A couple weeks back, I used “Show Me Change,” a cut off ArtOfficial's Payback street album, as an excuse to delve into the genius that was Just Blaze's “Show Me What You Got” instrumental (off Hova's Kingdom Come LP). Well, this week, the Miami ensemble stepped into the Booth again, this time to put their own spin on “Don't Sweat the Technique,” title track and minor hit off Eric B. and Rakim's final full-length as a duo. And, as we all know, I'm not one to pass up the opportunity to dissect a hip-hop classic of this caliber.
Where “Show Me What You Got” was relatively simple, but ingenious, “Technique” is, a little more intricate – and, to keep it one-hundred, had me sweating while trying to untangle its various strands.

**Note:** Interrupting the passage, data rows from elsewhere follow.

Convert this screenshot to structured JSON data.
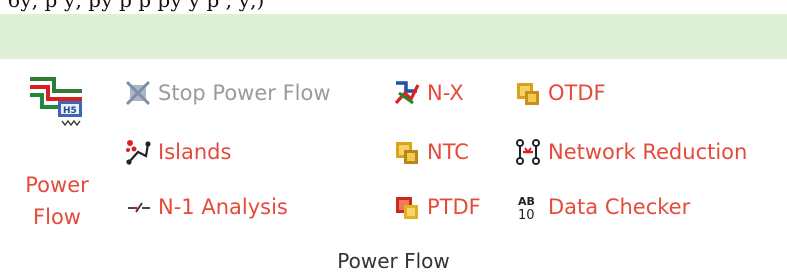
{
  "doc_fragment": "бу, р у,  ру р    р ру у р , у,)",
  "group": {
    "title": "Power Flow"
  },
  "big_button": {
    "label": "Power\nFlow",
    "icon": "power-flow-icon"
  },
  "commands": {
    "stop_power_flow": {
      "label": "Stop Power Flow",
      "icon": "stop-power-flow-icon",
      "enabled": false
    },
    "islands": {
      "label": "Islands",
      "icon": "islands-icon",
      "enabled": true
    },
    "n1_analysis": {
      "label": "N-1 Analysis",
      "icon": "n1-analysis-icon",
      "enabled": true
    },
    "nx": {
      "label": "N-X",
      "icon": "nx-icon",
      "enabled": true
    },
    "ntc": {
      "label": "NTC",
      "icon": "ntc-icon",
      "enabled": true
    },
    "ptdf": {
      "label": "PTDF",
      "icon": "ptdf-icon",
      "enabled": true
    },
    "otdf": {
      "label": "OTDF",
      "icon": "otdf-icon",
      "enabled": true
    },
    "network_reduction": {
      "label": "Network Reduction",
      "icon": "network-reduction-icon",
      "enabled": true
    },
    "data_checker": {
      "label": "Data Checker",
      "icon": "data-checker-icon",
      "enabled": true
    }
  },
  "colors": {
    "label": "#e44b3a",
    "disabled": "#9b9b9b",
    "ribbon": "#dff0d8",
    "group_title": "#333333"
  }
}
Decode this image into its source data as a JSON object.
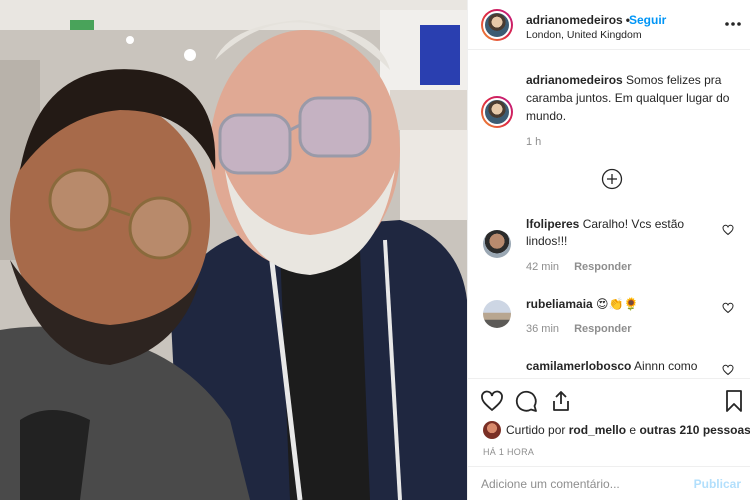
{
  "post": {
    "username": "adrianomedeiros",
    "follow_label": "Seguir",
    "location": "London, United Kingdom",
    "caption": "Somos felizes pra caramba juntos. Em qualquer lugar do mundo.",
    "caption_time": "1 h"
  },
  "comments": [
    {
      "user": "lfoliperes",
      "text": "Caralho! Vcs estão lindos!!!",
      "time": "42 min",
      "reply": "Responder"
    },
    {
      "user": "rubeliamaia",
      "text": "😍👏🌻",
      "time": "36 min",
      "reply": "Responder"
    },
    {
      "user": "camilamerlobosco",
      "text": "Ainnn como",
      "time": "",
      "reply": ""
    }
  ],
  "likes": {
    "prefix": "Curtido por",
    "user": "rod_mello",
    "conjunction": "e",
    "others": "outras 210 pessoas"
  },
  "timestamp": "HÁ 1 HORA",
  "comment_box": {
    "placeholder": "Adicione um comentário...",
    "publish_label": "Publicar"
  },
  "colors": {
    "link_blue": "#0095f6",
    "publish_disabled": "#b2dffc",
    "muted": "#8e8e8e",
    "text": "#262626"
  }
}
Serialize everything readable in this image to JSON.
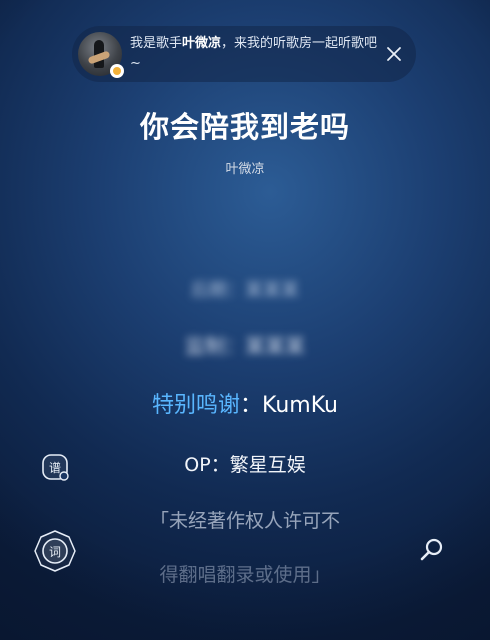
{
  "banner": {
    "text_prefix": "我是歌手",
    "singer_highlight": "叶微凉",
    "text_suffix": "，来我的听歌房一起听歌吧~"
  },
  "song": {
    "title": "你会陪我到老吗",
    "singer": "叶微凉"
  },
  "lyrics": {
    "blurred_1": "后期：某某某",
    "blurred_2": "监制：某某某",
    "active_highlight": "特别鸣谢",
    "active_rest": "：KumKu",
    "line_op": "OP：繁星互娱",
    "line_copyright_1": "「未经著作权人许可不",
    "line_copyright_2": "得翻唱翻录或使用」"
  },
  "controls": {
    "score_glyph": "谱",
    "lyric_glyph": "词"
  },
  "colors": {
    "accent": "#59b6ff",
    "badge": "#f2b13a",
    "background": "#1c3f72"
  },
  "icons": {
    "close": "close-icon",
    "search": "search-icon",
    "score": "score-icon",
    "lyric": "lyric-icon"
  }
}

What made this one tricky? Well,as usual (not un-unusual, anyway), Wikipedia led me off-course with some very dubious information. Also, I got distracted by the fact that today's Google logo is a playable (if sorta repetitive) version of Pac-Man – try it! But mainly, it was Eric B.'s detail-oriented technique, and the cleverness he showcases in twisting samples around one another – at points, it can be hard to tell where each musical element originated. Take the bassline, lifted from jazz group Young-Holt Unlimited's “Queen of the Nile,” off their '71 album, Born Again.
Not only is the main bass loop (at 2:22) switched out for a different section of the bassline at a few points in “Technique,” (listen for the organ to make an appearance), but the main bass loop comes accompanied by a clicking percussion (rimshots? wood block?) which sounds like part of the main breakbeat. In actuality, the main rhythm is taken from Kool and the Gang's '69 track “Give It Up.”
Listen for the break that begins at 1:37 – I'm guessing that's where Eric B got it. (Wikipedia cites the beat as being from Bob James' oft-sampled cover of Paul Simon's “Take Me to the Mardi Gras,” but as mentioned above, they're, um, wrong. I wasn't hearing the Curtis Mayfield either.). “Give It Up,” of course, also yielded 'Techniques's signature saxophone riffs, as well as the brass-fortified snippet heard at the end of the record's "chorus" sections.